There’s nothing quite like a heaping portion of sauerkraut to accompany a nice sausage or potato dish. While the tangy, fermented cabbage dish is deeply rooted in German culture today, it has actually been consumed by humans for at least 2,000 years, dating back to ancient Rome.
Besides its appealing salty-tangy combo punch and preservative qualities cultivated in the fermenting process, a new study shows how sauerkraut is also good for our gut microbiome. Its health benefits might also be a testament to why the dish has been around for millennia.

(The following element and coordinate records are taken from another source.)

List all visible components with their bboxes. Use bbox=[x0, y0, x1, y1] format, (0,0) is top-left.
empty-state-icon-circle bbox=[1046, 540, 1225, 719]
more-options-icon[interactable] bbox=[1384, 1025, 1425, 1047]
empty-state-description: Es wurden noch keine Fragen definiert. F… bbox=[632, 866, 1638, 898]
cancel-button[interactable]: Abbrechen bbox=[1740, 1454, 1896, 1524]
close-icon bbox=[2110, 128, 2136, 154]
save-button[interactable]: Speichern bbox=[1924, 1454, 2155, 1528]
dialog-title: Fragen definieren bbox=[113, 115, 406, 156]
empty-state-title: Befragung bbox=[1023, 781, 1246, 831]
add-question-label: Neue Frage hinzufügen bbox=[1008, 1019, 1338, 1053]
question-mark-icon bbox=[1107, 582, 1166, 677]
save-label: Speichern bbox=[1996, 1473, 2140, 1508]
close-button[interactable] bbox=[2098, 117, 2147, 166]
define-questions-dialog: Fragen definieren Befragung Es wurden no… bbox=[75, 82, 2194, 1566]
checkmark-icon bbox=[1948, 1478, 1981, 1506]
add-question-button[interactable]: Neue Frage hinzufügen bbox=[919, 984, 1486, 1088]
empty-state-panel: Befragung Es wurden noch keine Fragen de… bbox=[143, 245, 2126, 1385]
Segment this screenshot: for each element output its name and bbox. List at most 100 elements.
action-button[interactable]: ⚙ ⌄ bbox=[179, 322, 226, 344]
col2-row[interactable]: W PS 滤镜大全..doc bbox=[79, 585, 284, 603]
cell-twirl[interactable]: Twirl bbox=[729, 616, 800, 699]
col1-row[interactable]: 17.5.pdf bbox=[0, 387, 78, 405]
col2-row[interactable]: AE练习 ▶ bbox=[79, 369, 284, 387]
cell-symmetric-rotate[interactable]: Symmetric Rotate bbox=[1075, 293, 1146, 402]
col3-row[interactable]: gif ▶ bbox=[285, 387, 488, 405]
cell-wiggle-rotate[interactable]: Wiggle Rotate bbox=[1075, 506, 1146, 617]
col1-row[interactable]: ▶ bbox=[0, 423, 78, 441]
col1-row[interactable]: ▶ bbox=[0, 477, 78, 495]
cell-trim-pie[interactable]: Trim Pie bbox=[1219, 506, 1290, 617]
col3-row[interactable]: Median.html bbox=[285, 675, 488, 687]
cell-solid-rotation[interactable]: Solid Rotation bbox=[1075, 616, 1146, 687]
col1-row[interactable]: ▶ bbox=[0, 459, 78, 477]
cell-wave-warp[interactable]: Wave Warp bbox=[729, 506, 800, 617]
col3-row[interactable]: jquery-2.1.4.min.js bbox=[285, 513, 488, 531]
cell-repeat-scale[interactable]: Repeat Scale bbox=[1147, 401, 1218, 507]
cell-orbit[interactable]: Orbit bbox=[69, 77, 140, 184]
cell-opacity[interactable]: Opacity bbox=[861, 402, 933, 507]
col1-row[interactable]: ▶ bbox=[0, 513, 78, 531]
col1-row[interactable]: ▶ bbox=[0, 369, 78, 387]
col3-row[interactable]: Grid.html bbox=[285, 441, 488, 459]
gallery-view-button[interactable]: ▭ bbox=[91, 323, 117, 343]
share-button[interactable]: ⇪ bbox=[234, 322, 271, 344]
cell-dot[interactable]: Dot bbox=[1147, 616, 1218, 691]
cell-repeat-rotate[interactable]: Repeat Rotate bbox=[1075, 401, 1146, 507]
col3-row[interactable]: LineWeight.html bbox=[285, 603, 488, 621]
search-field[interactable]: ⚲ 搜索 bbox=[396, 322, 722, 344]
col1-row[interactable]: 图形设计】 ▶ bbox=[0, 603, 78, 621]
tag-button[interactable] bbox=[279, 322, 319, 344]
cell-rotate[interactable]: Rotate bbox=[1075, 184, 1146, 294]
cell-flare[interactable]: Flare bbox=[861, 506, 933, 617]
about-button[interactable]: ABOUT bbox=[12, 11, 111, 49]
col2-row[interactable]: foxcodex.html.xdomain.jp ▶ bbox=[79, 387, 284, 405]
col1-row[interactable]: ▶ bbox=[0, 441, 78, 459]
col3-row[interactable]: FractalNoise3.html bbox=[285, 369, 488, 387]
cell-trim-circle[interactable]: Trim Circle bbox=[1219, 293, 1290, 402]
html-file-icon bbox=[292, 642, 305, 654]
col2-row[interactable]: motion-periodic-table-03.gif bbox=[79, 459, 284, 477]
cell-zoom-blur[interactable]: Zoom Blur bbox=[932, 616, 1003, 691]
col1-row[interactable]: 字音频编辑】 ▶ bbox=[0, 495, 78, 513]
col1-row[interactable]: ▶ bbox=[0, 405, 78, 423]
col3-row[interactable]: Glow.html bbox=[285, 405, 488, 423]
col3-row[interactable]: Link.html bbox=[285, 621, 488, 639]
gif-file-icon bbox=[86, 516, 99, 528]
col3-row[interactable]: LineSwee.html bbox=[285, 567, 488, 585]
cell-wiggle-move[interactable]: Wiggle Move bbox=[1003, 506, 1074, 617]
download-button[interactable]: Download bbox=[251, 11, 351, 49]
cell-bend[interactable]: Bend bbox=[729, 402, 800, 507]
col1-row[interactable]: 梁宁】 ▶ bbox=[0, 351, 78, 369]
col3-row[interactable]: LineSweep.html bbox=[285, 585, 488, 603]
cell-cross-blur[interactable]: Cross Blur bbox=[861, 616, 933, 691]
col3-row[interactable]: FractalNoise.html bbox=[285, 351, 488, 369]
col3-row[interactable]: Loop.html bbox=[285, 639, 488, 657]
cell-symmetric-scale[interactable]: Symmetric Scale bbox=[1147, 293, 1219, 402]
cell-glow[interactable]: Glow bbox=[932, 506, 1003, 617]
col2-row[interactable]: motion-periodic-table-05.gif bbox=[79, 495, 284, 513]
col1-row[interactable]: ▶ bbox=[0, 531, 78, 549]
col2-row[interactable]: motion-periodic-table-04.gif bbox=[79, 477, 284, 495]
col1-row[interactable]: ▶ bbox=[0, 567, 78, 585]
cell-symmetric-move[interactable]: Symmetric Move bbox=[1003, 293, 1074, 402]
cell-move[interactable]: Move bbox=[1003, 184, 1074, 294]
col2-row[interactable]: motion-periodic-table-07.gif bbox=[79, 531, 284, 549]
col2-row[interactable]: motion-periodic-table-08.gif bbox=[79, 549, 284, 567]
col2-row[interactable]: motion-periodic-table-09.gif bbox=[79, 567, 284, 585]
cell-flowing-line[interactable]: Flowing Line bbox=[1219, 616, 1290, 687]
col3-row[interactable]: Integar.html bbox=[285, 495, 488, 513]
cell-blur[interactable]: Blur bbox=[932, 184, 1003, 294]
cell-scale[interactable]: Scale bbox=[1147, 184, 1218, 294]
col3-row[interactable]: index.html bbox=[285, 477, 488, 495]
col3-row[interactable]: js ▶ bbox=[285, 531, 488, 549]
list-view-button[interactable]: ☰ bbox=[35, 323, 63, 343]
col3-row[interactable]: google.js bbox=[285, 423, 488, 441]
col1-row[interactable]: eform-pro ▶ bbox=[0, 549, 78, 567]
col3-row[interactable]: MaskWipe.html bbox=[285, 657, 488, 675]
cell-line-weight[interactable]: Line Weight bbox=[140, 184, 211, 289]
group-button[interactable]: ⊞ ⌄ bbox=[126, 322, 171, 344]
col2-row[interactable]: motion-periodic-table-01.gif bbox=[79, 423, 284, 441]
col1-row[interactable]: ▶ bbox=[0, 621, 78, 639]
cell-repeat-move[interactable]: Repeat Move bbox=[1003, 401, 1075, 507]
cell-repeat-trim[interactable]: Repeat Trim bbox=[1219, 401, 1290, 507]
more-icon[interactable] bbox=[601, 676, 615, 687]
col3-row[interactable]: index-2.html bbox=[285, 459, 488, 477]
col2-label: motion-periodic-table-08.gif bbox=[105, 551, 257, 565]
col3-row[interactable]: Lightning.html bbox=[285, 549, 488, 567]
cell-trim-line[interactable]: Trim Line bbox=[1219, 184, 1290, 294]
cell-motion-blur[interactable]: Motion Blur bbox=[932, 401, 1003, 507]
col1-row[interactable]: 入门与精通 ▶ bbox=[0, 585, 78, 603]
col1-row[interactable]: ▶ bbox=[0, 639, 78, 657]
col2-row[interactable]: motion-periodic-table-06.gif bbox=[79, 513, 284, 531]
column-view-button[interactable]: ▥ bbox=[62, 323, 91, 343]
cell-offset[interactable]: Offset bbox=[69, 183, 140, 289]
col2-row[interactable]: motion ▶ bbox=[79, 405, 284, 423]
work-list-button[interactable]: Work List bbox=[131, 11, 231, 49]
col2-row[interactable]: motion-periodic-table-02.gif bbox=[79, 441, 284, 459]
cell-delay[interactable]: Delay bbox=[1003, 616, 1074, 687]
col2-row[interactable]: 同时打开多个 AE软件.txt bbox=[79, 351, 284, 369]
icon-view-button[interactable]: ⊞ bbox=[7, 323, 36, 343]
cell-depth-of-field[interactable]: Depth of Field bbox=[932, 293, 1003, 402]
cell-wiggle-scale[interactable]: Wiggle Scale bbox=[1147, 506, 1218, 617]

Researchers explored the fermentation process and compared the nutritional profile of sauerkraut with raw cabbage as well as the liquid brine left from fermentation.
Their findings indicated that sauerkraut, whether bought at the grocery or made in their lab, helped protect intestinal cells from inflammation-related damage, while the raw cabbage and leftover brine did not have the same effect.
The researchers explained that some of the metabolites found in sauerkraut are the same kinds made by the gut microbiome, strengthening the evidence that sauerkraut can benefit gut health.
In recent years, scientists have gained a better understanding of just how important a properly balanced gut microbiome can be for overall health. The researchers in the current study recommend eating more fermented foods alongside fruits and vegetables to help optimize gut health.
Rather than relegating sauerkraut to a lowly topping, promote it to a full-on side dish and relish its rich tangy goodness tangy goodness … while giving your gut health a boost.